You should have at least one Hanukkah menorah for your home in order to fulfill the commandments of Hanukkah, but there’s nothing against lighting more than one. Some families light just one for the entire household, while others have a custom in which every member of the family lights their own menorah for a personal and individualized connection to the miracle of the Festival of Lights. And many children enjoy lighting their very own!
- See our fun and festive children’s menorahs made especially for your young loved ones
Each person can say their own blessing over their own Hanukkah menorah, but if you are lighting more than one for yourself, just say the blessings over the first one.
What do you do after lighting the menorah on Hanukkah?
Some people sing traditional Hanukkah songs like Maoz Tzur (included in our Hanukkah blessing pamphlet with every menorah purchase!), play games like dreidel with their families, exchange gifts or give sweet treats like gelt chocolate coins, or eat foods fried in oil as another reminder of the miracle of the oil in the Temple.
Whatever your traditions, you should enjoy your Hanukkah lights and the beauty of your menorah!
- See our post about Hanukkah traditions and their origins
- …and our Hanukkah essentials buying guide for everything you’ll need
- Read about foods traditionally eaten on Hanukkah
- Check out our guide to games to play with the whole family after lighting your Hanukkah menorah
How do I choose the right Hanukkah menorah or menorahs for me?
Since menorahs can be made from many different materials, and because it’s such an individual, personal ritual that’s done at home, many options and styles exist, for all budgets and preferences. You should choose one you like, that will bring you joy to the holiday and help you relish the Hanukkah lights.

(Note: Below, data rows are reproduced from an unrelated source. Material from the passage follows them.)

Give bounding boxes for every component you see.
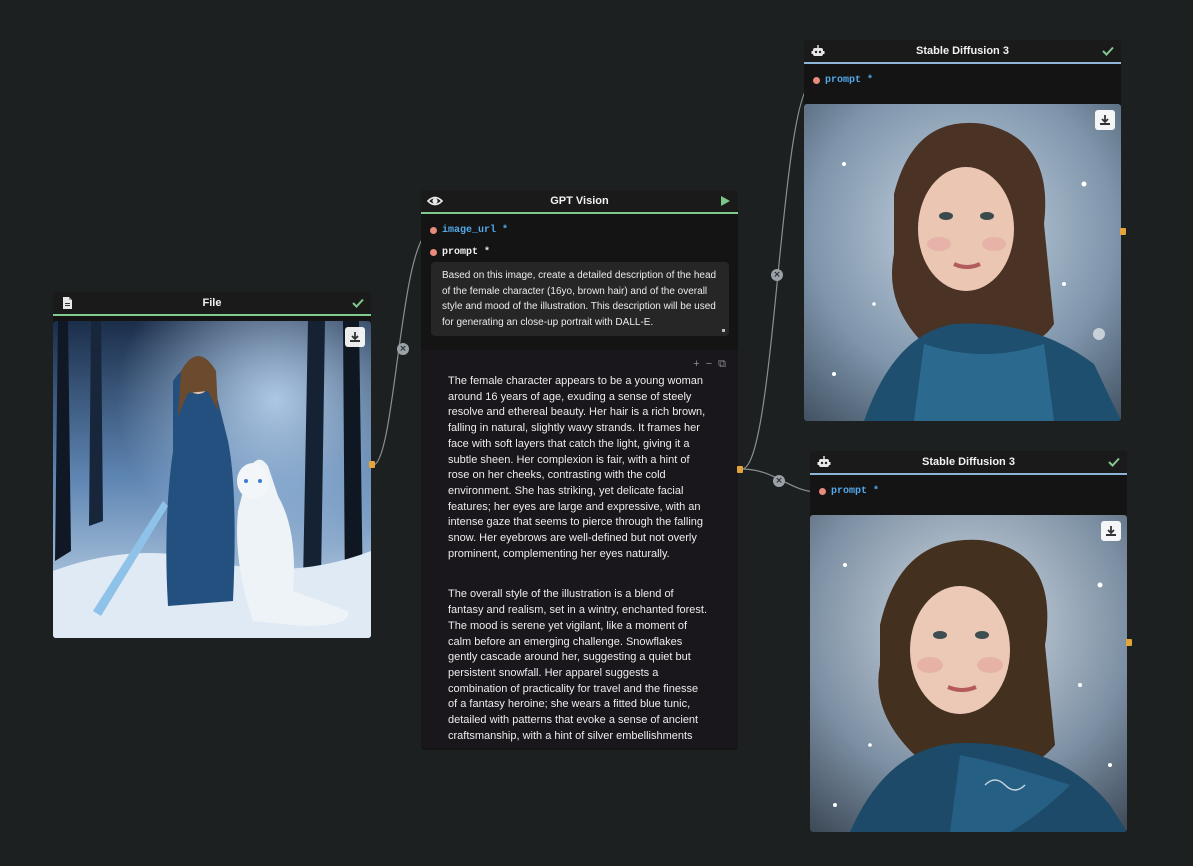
robot-icon [811,45,825,56]
sd-node-header[interactable]: Stable Diffusion 3 [804,40,1121,64]
file-image[interactable] [53,321,371,638]
file-icon [63,297,72,309]
download-button[interactable] [1095,110,1115,130]
input-label: prompt [825,74,862,86]
copy-button[interactable]: ⧉ [718,358,726,371]
download-button[interactable] [345,327,365,347]
download-icon [1100,115,1110,125]
input-port-dot[interactable] [430,248,437,256]
generated-image[interactable] [804,104,1121,421]
output-port[interactable] [1120,228,1126,235]
input-port-dot[interactable] [819,487,826,495]
output-text: The female character appears to be a you… [448,374,710,748]
node-title: File [202,297,222,309]
file-node-header[interactable]: File [53,292,371,316]
sd-node-header[interactable]: Stable Diffusion 3 [810,451,1127,475]
wire-remove-button[interactable]: × [397,343,409,355]
node-title: Stable Diffusion 3 [916,45,1009,57]
eye-icon [427,196,443,206]
file-node[interactable]: File [53,292,375,638]
download-button[interactable] [1101,521,1121,541]
check-icon [1108,457,1120,467]
download-icon [350,332,360,342]
wire-remove-button[interactable]: × [771,269,783,281]
play-icon[interactable] [718,194,732,208]
output-panel: + − ⧉ The female character appears to be… [421,350,738,748]
output-port[interactable] [369,461,375,468]
input-label: prompt [442,246,479,258]
resize-handle[interactable] [722,329,725,332]
required-marker: * [873,485,880,497]
required-marker: * [502,224,509,236]
input-port-prompt[interactable]: prompt * [421,242,738,262]
node-title: GPT Vision [550,195,609,207]
stable-diffusion-node[interactable]: Stable Diffusion 3 prompt * [810,451,1132,832]
gpt-vision-node[interactable]: GPT Vision image_url * prompt * Based on… [421,190,743,750]
output-paragraph: The female character appears to be a you… [448,375,706,560]
stable-diffusion-node[interactable]: Stable Diffusion 3 prompt * [804,40,1126,421]
output-port[interactable] [737,466,743,473]
output-port[interactable] [1126,639,1132,646]
check-icon [1102,46,1114,56]
input-label: prompt [831,485,868,497]
check-icon [352,298,364,308]
robot-icon [817,456,831,467]
zoom-out-button[interactable]: − [706,358,712,371]
generated-image[interactable] [810,515,1127,832]
output-paragraph: The overall style of the illustration is… [448,588,708,742]
input-label: image_url [442,224,497,236]
download-icon [1106,526,1116,536]
gpt-node-header[interactable]: GPT Vision [421,190,738,214]
prompt-textarea[interactable]: Based on this image, create a detailed d… [431,262,729,336]
prompt-text: Based on this image, create a detailed d… [442,270,717,328]
input-port-dot[interactable] [813,76,820,84]
input-port-image-url[interactable]: image_url * [421,220,738,240]
input-port-prompt[interactable]: prompt * [804,70,1121,90]
input-port-dot[interactable] [430,226,437,234]
input-port-prompt[interactable]: prompt * [810,481,1127,501]
zoom-in-button[interactable]: + [693,358,699,371]
node-title: Stable Diffusion 3 [922,456,1015,468]
required-marker: * [867,74,874,86]
required-marker: * [484,246,491,258]
wire-remove-button[interactable]: × [773,475,785,487]
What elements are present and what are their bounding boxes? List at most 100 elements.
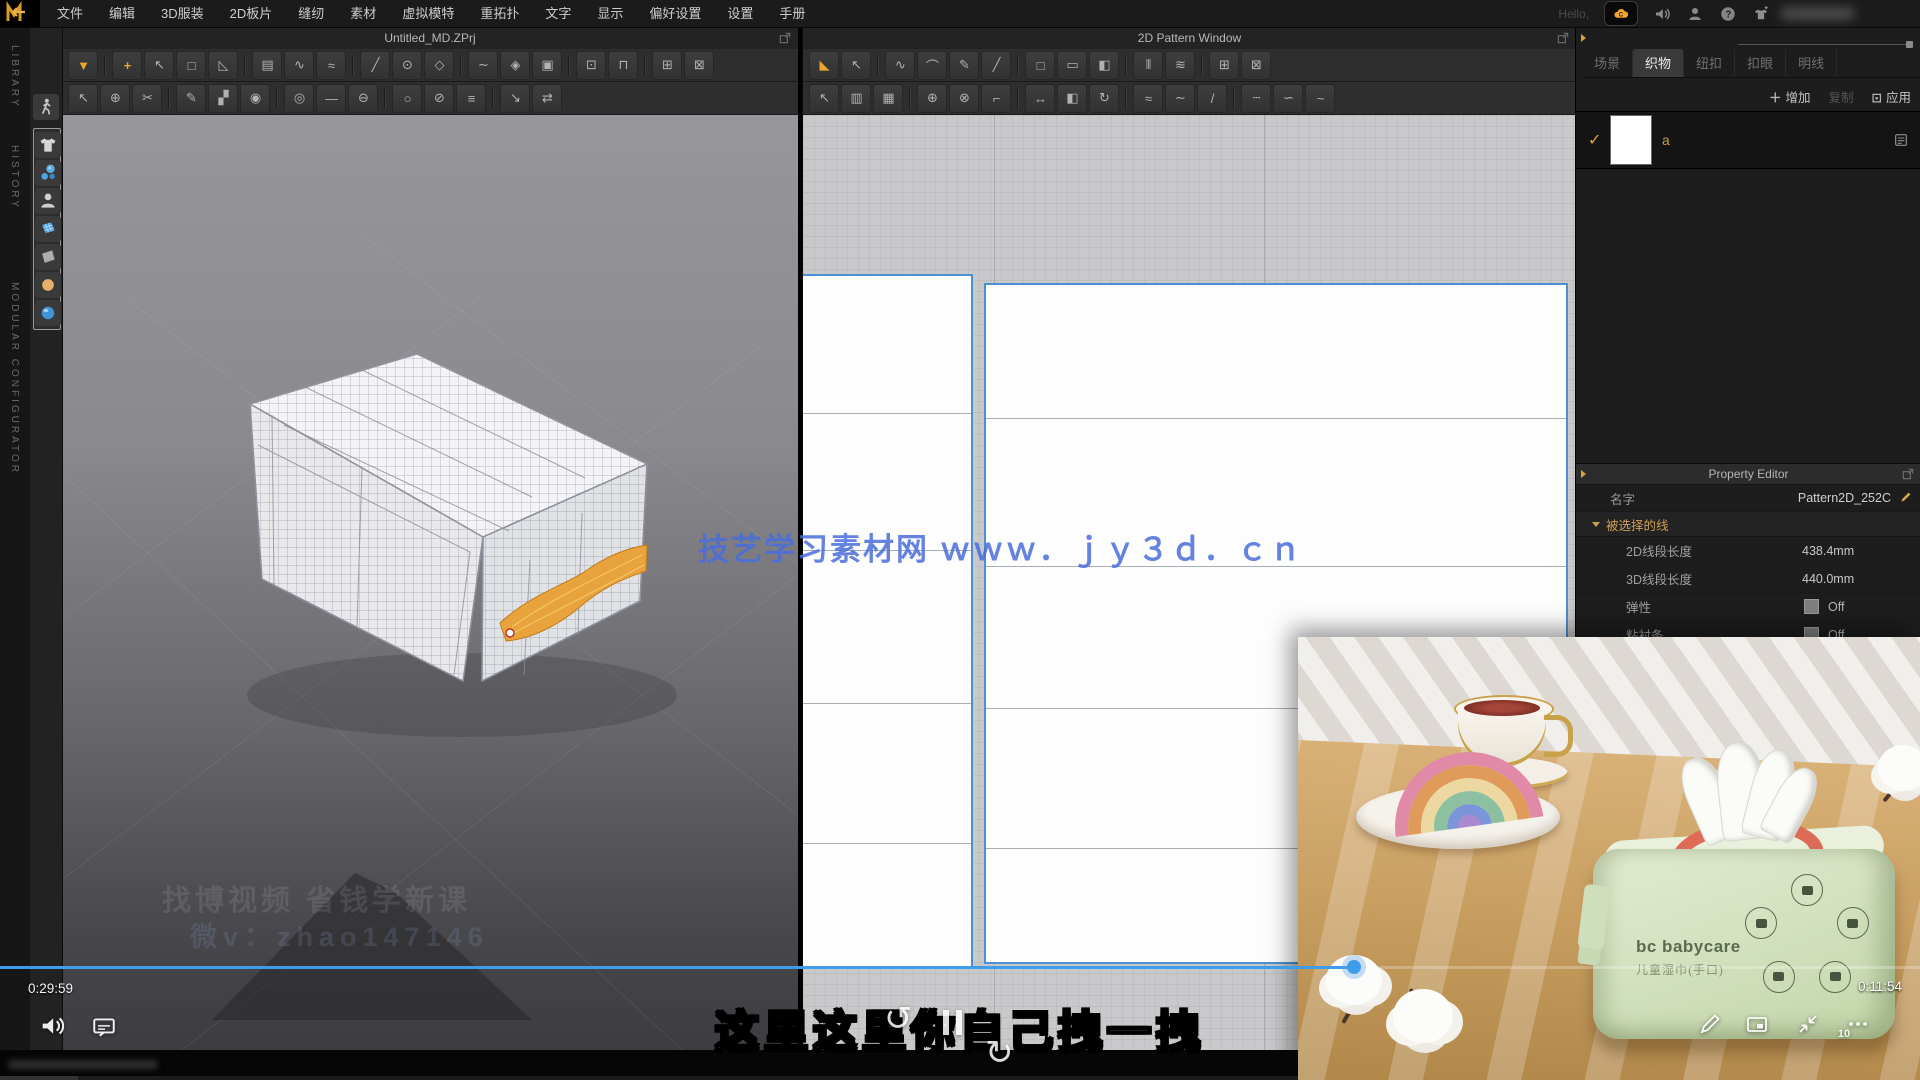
pattern-outline-icon[interactable]: ⊠ (1241, 51, 1271, 80)
captions-icon[interactable] (90, 1014, 118, 1040)
selected-line-section[interactable]: 被选择的线 (1576, 512, 1920, 537)
garment-pair-icon[interactable]: ⊡ (576, 51, 606, 80)
show-mesh-icon[interactable] (35, 216, 61, 242)
unpin-icon[interactable]: ⊗ (949, 84, 979, 113)
symmetry-icon[interactable]: ↔ (1025, 84, 1055, 113)
pattern-piece-left[interactable] (803, 274, 973, 968)
segment-sewing-icon[interactable]: ∿ (284, 51, 314, 80)
video-progress-handle[interactable] (1347, 960, 1361, 974)
menu-item-6[interactable]: 素材 (337, 0, 389, 27)
fold-arrange-icon[interactable]: ◈ (500, 51, 530, 80)
fabric-list-item[interactable]: ✓ a (1576, 111, 1920, 169)
transform-pattern-icon[interactable]: ◣ (809, 51, 839, 80)
collapse-icon[interactable] (1796, 1012, 1820, 1036)
garment-fit-icon[interactable]: ⊓ (608, 51, 638, 80)
sound-icon[interactable] (1653, 5, 1671, 23)
show-garment-icon[interactable] (35, 132, 61, 158)
select-move-icon[interactable]: + (112, 51, 142, 80)
app-logo-icon[interactable] (0, 0, 40, 27)
edit-curvature-icon[interactable]: ∿ (885, 51, 915, 80)
menu-item-7[interactable]: 虚拟模特 (389, 0, 467, 27)
pleat-fold-icon[interactable]: ≋ (1165, 51, 1195, 80)
tab-织物[interactable]: 织物 (1633, 49, 1684, 77)
more-options-icon[interactable] (1846, 1012, 1870, 1036)
rotate-icon[interactable]: ↻ (1089, 84, 1119, 113)
add-fabric-button[interactable]: ＋增加 (1769, 87, 1811, 106)
show-fabric-icon[interactable] (35, 244, 61, 270)
edit-name-icon[interactable] (1899, 490, 1913, 504)
tack-icon[interactable]: ◇ (424, 51, 454, 80)
clo-cloud-icon[interactable] (1604, 1, 1638, 26)
grid-snap-icon[interactable]: ⊞ (1209, 51, 1239, 80)
menu-item-8[interactable]: 重拓扑 (467, 0, 532, 27)
sewing-machine-icon[interactable]: ▤ (252, 51, 282, 80)
menu-item-2[interactable]: 编辑 (96, 0, 148, 27)
scissors-icon[interactable]: ✂ (132, 84, 162, 113)
menu-item-5[interactable]: 缝纫 (285, 0, 337, 27)
pause-button[interactable] (943, 1010, 962, 1035)
edit-curve-point-icon[interactable]: ⌒ (917, 51, 947, 80)
dart-icon[interactable]: ◧ (1089, 51, 1119, 80)
modular-configurator-tab[interactable]: MODULAR CONFIGURATOR (9, 282, 20, 475)
sewing-line-icon[interactable]: ╱ (360, 51, 390, 80)
help-icon[interactable] (1719, 5, 1737, 23)
baste-icon[interactable]: ≈ (1133, 84, 1163, 113)
avatar-pose-icon[interactable] (33, 94, 59, 120)
edit-pattern-icon[interactable]: ↖ (841, 51, 871, 80)
pin-move-icon[interactable]: ⊕ (100, 84, 130, 113)
stylus-settings-icon[interactable]: ≡ (456, 84, 486, 113)
volume-icon[interactable] (38, 1012, 66, 1040)
fuse-tape-icon[interactable]: ▦ (873, 84, 903, 113)
checkbox[interactable] (1804, 599, 1819, 614)
property-editor-header[interactable]: Property Editor (1576, 463, 1920, 485)
new-garment-icon[interactable] (1752, 5, 1770, 23)
menu-item-13[interactable]: 手册 (766, 0, 818, 27)
flatten-icon[interactable]: ▣ (532, 51, 562, 80)
slash-line-icon[interactable]: ~ (1305, 84, 1335, 113)
panel-slider[interactable] (1738, 44, 1913, 45)
gizmo-select-icon[interactable]: ↖ (68, 84, 98, 113)
apply-fabric-button[interactable]: ⊡应用 (1872, 87, 1912, 106)
menu-item-12[interactable]: 设置 (714, 0, 766, 27)
tape-line-icon[interactable]: — (316, 84, 346, 113)
viewport-3d[interactable]: 找博视频 省钱学新课 微v：zhao147146 (62, 115, 798, 1050)
property-value[interactable]: 438.4mm (1802, 544, 1854, 558)
wave-line-icon[interactable]: ∽ (1273, 84, 1303, 113)
annotate-icon[interactable] (1698, 1012, 1722, 1036)
fold-line-icon[interactable]: ⌐ (981, 84, 1011, 113)
pleats-icon[interactable]: ⫴ (1133, 51, 1163, 80)
free-sewing-icon[interactable]: ≈ (316, 51, 346, 80)
seam-tape-icon[interactable]: ▥ (841, 84, 871, 113)
skip-forward-button[interactable]: ↻30 (985, 1036, 1920, 1070)
fabric-menu-icon[interactable] (1893, 132, 1909, 148)
select-lasso-icon[interactable]: ◺ (208, 51, 238, 80)
texture-edit-icon[interactable]: ✎ (176, 84, 206, 113)
tape-remove-icon[interactable]: ⊖ (348, 84, 378, 113)
copy-fabric-button[interactable]: 复制 (1828, 87, 1853, 106)
tab-明线[interactable]: 明线 (1786, 49, 1837, 77)
measure-circle-icon[interactable]: ○ (392, 84, 422, 113)
tape-avatar-icon[interactable]: ◉ (240, 84, 270, 113)
mirror-pattern-icon[interactable]: ◧ (1057, 84, 1087, 113)
grid-view-icon[interactable]: ⊞ (652, 51, 682, 80)
select-pen-icon[interactable]: ↖ (144, 51, 174, 80)
panel-arrow-icon[interactable] (1581, 34, 1586, 42)
popout-icon[interactable] (1901, 467, 1915, 481)
tab-扣眼[interactable]: 扣眼 (1735, 49, 1786, 77)
rectangle-icon[interactable]: □ (1025, 51, 1055, 80)
add-point-icon[interactable]: ✎ (949, 51, 979, 80)
select-box-icon[interactable]: □ (176, 51, 206, 80)
tape-circle-icon[interactable]: ◎ (284, 84, 314, 113)
menu-item-11[interactable]: 偏好设置 (636, 0, 714, 27)
tab-场景[interactable]: 场景 (1582, 49, 1633, 77)
measure-block-icon[interactable]: ⊘ (424, 84, 454, 113)
popout-icon[interactable] (778, 31, 792, 45)
fabric-swatch[interactable] (1610, 115, 1652, 165)
simulate-icon[interactable]: ▼ (68, 51, 98, 80)
swap-view-icon[interactable]: ⇄ (532, 84, 562, 113)
history-tab[interactable]: HISTORY (9, 145, 20, 210)
miniplayer-icon[interactable] (1744, 1012, 1770, 1036)
menu-item-3[interactable]: 3D服装 (148, 0, 217, 27)
library-tab[interactable]: LIBRARY (9, 45, 20, 109)
menu-item-4[interactable]: 2D板片 (217, 0, 286, 27)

It’s considered important to beautify the holiday and the mitzvah (commandment) of kindling the Hanukkah lights, and therefore many families will try to purchase the most beautiful one they can afford, and it can become a timeless piece of Judaica passed on from generation to generation. On the other hand, it doesn’t have to be made out of precious metals, and simple, affordable menorahs are also plentiful and perfectly fine.